In the West, it’s grandma’s go-to iced tea brand. In China, it’s trying to rub elbows with the hip crowd. With growing competition from foreign tea suppliers like Teavana, Twinings and Beijing-based tea newcomer, Papp’s, Lipton is cashing in on China’s tea craze with the help of Shanghai Fashion Week’s newest platform for independent Chinese designers, Labelhood.
Lipton, which is owned by British-Dutch conglomerate Unilever, has had a 14-year career in China, but this week marked the first time the brand has had a pop-up store in the country. The brand’s four-day brick-and-mortar space gives Shanghai Fashion Week attendees at the second edition of Labelhood, which takes place across a series of exhibition spaces along Yuan Ming Yuan Road, a chance to customize their own tea drink by pairing French, Brazilian, and Italian-style black teas with a combination of fruits, syrups, and herbs.
“We wanted to give people the idea that Lipton is not only something you can drink at home, but you can have it on the go,” said Unilever China Associate Brand Director Megan Zhu. “We always see people holding a coffee on the street, but why not holding a tea?” Zhu said Lipton is planning to open a more expanded pop-up next year, and the eventual goal is to open a permanent tea bar.
Zhu said their key market is young consumers who care about lifestyle, so Lipton teamed up with several high-profile Chinese designers who are presenting at Labelhood to create limited-edition gift boxes.

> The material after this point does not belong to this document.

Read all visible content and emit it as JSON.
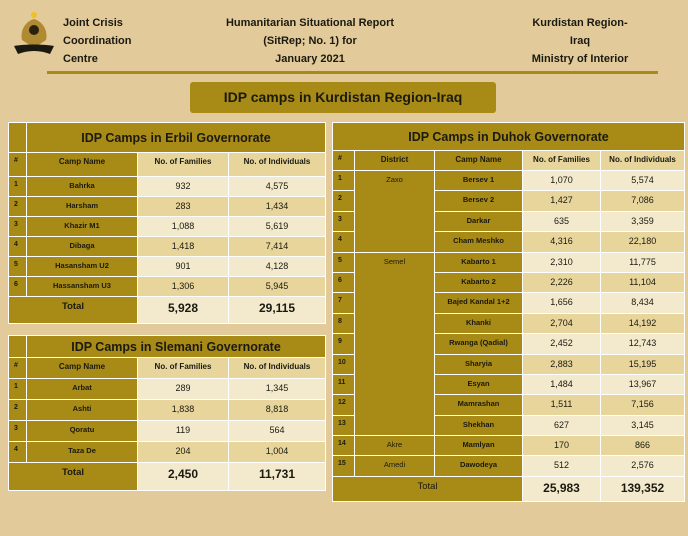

They each feature boxes of tea bags alongside products exclusively designed by the fashion all-stars: Angel Chen, who has collections with Lane Crawford and Opening Ceremony, designed peach and mango enamel pins to go alongside the peach and mango black tea; Yirantian, who has been a part of Vogue Italy’s young talents program created a black velvet choker to go along with red berry black tea; and deepmoss designer Xiaolu Liu, who debuted her Spring/Summer 2017 collection at Milan Fashion Week, created a lemon coaster to pair with a lemon black tea.
The three gift boxes are on display at the pop-up shop and available for purchase on Lipton’s Tmall flagship store, and those who purchase all three get entered in a chance to win a teabag-inspired handbag designed by Angel Chen.
Taking efforts a step further, Lipton invited KOL Tian Yuan to model the products in a video that was on a loop at the shop. Lipton is also live-streaming at one hour each day at Labelhood and giving social media followers on Tmall and WeChat a chance to win tickets to attend one of the fashion shows.
The campaign is part of an industry-wide trend to create multi-pronged experiences for millennials who are seeking something more than just a product on a shelf. “Young consumers like me don’t really care about the grade or origin of the different types of teas,” Zhu said. “But what the brand stands for, and what type of lifestyle is associated with that brand means a lot to me.”
Labelhood and some of the other Shanghai Fashion Week designers have several mass-market brands backing it, including Pepsi and KFC. CJ Yao designed her autumn/winter and spring/summer collections in collaboration with KFC, also in efforts to target China’s millennials. A selection of her designs are now available for purchase this week in Shanghai at Lane Crawford’s GreenCode pop-up shop.